What else can be the reason of rejection? (and is there anything that we can do with that?)
In the majority of the cases here the reason of rejection is the core of arabica coffee, and specialty arabica in general – acidity.
Here, and everywhere in this blog, I will be talking about specialty coffee according to the definition of Ben Kaminsky in this video.
The definition is “Specialty coffee – extracted coffee of any concentration, where by virtue of it’s flavor alone, one could derive some sense of that coffee’s high quality of picking, country of origin, variety, terroir, and/or processing.”
So we have a situation when people used to drink robusta for a long time, which in terms of acidity is close to 0, and then you come, serve (let’s suppose that serve well, a well-extracted shot) high grown (=potentially the most acidic) washed arabica, and think that people will praise you for that…
And of course they don’t.
The words “it is better than what you drink”, “it is high quality”, “it is gourmet” – they are not enough. A simple fact that your espresso is twice as expensive as the usual one is speaking not in your favour, and these words about “quality” don’t help.
What can we do now? I guess, engage. And try not to shock with the espresso – I mean, make sure that people are not expecting the traditional shot. That’s basically it. Take advantage of being in the trend, involve, talk…

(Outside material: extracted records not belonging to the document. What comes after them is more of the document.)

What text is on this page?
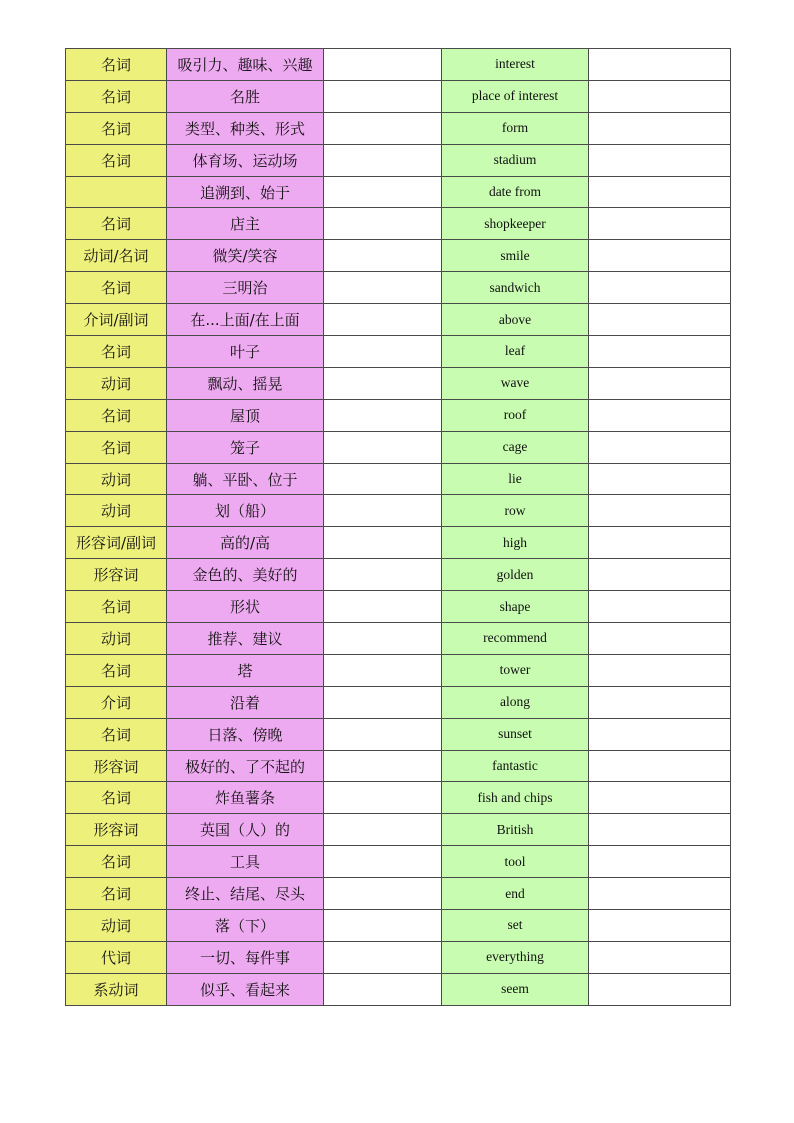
名词	吸引力、趣味、兴趣		interest	
名词	名胜		place of interest	
名词	类型、种类、形式		form	
名词	体育场、运动场		stadium	
	追溯到、始于		date from	
名词	店主		shopkeeper	
动词/名词	微笑/笑容		smile	
名词	三明治		sandwich	
介词/副词	在...上面/在上面		above	
名词	叶子		leaf	
动词	飘动、摇晃		wave	
名词	屋顶		roof	
名词	笼子		cage	
动词	躺、平卧、位于		lie	
动词	划（船）		row	
形容词/副词	高的/高		high	
形容词	金色的、美好的		golden	
名词	形状		shape	
动词	推荐、建议		recommend	
名词	塔		tower	
介词	沿着		along	
名词	日落、傍晚		sunset	
形容词	极好的、了不起的		fantastic	
名词	炸鱼薯条		fish and chips	
形容词	英国（人）的		British	
名词	工具		tool	
名词	终止、结尾、尽头		end	
动词	落（下）		set	
代词	一切、每件事		everything	
系动词	似乎、看起来		seem	
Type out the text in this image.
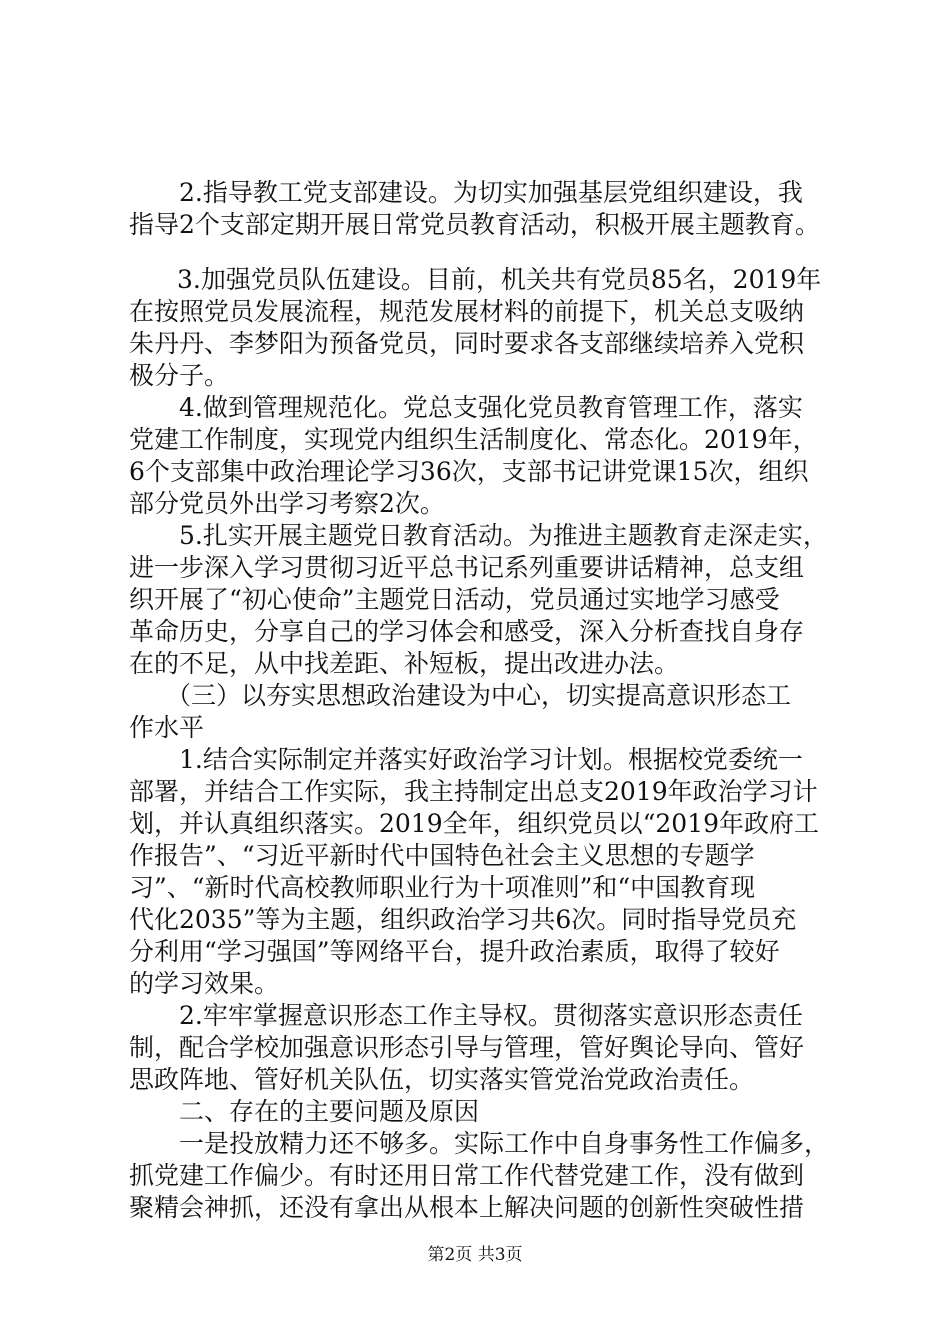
2.指导教工党支部建设。为切实加强基层党组织建设，我
指导2个支部定期开展日常党员教育活动，积极开展主题教育。
3.加强党员队伍建设。目前，机关共有党员85名，2019年
在按照党员发展流程，规范发展材料的前提下，机关总支吸纳
朱丹丹、李梦阳为预备党员，同时要求各支部继续培养入党积
极分子。
4.做到管理规范化。党总支强化党员教育管理工作，落实
党建工作制度，实现党内组织生活制度化、常态化。2019年，
6个支部集中政治理论学习36次，支部书记讲党课15次，组织
部分党员外出学习考察2次。
5.扎实开展主题党日教育活动。为推进主题教育走深走实，
进一步深入学习贯彻习近平总书记系列重要讲话精神，总支组
织开展了“初心使命”主题党日活动，党员通过实地学习感受
革命历史，分享自己的学习体会和感受，深入分析查找自身存
在的不足，从中找差距、补短板，提出改进办法。
（三）以夯实思想政治建设为中心，切实提高意识形态工
作水平
1.结合实际制定并落实好政治学习计划。根据校党委统一
部署，并结合工作实际，我主持制定出总支2019年政治学习计
划，并认真组织落实。2019全年，组织党员以“2019年政府工
作报告”、“习近平新时代中国特色社会主义思想的专题学
习”、“新时代高校教师职业行为十项准则”和“中国教育现
代化2035”等为主题，组织政治学习共6次。同时指导党员充
分利用“学习强国”等网络平台，提升政治素质，取得了较好
的学习效果。
2.牢牢掌握意识形态工作主导权。贯彻落实意识形态责任
制，配合学校加强意识形态引导与管理，管好舆论导向、管好
思政阵地、管好机关队伍，切实落实管党治党政治责任。
二、存在的主要问题及原因
一是投放精力还不够多。实际工作中自身事务性工作偏多，
抓党建工作偏少。有时还用日常工作代替党建工作，没有做到
聚精会神抓，还没有拿出从根本上解决问题的创新性突破性措
第2页 共3页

It is not surprising that now we have a bunch of cafe owners, that want to have specialty, but don’t want to have acidity. Literally. They want to be in the trend, but they don’t want to risk and serve espressos with well defined acidity. Cause there is not enough demand for this type of espressos here yet. Smart move, if you think about it business-wise.
Being fashionable, in the lists of specialty places of the city, probably even roast their own coffee – but buy something lower than 85 points, with defects, low-grown, or a blend arabica-robusta. Step forward? Yes, cause coffee is freshly roasted. In other aspects – jut creates more confusion.
That kind of businesses harms the idea of specialty in the same way that Starbucks Flat White does – they blur the boundaries of the concepts. In this case, they blur the boundaries of specialty coffee, using the big name for the purpose of being in the trend, and serving lower quality instead. Nobody will notice, after all.
The truth is, it is unavoidable. If coffee is high grown, it will be acidic. More acidic, or less – it will depend on the elevation, variety, soil conditions – but it will never taste like robusta. The acidity will be, and if you are lucky enough to taste the coffee roasted well, and having no defects – the acidity will be balanced with sweetness.
Acidity in coffee is not something people are used to here. But that doesn’t mean that we should change the whole conception of specialty coffee, to suit the situation better.
And for those who work in the industry, I think there is no other way – but buying quality green beans, roasting it to bring up the best in it, and serving it measuring in and out, stable and consistent. Acidity is not our enemy – after all, nobody complains about the acidity in wine – it is the special characteristic, feature. It does not mean that espresso has to be sour – nope. It means we need to do our best at the stages of choosing quality beans, putting all our skills in roasting, and every morning adjust the espresso to get the perfect shot. And ony after all that we can talk about the customer appreciating espresso. When you give him something good, when you did not escape from your responsibilities of serving a good product, not just an image.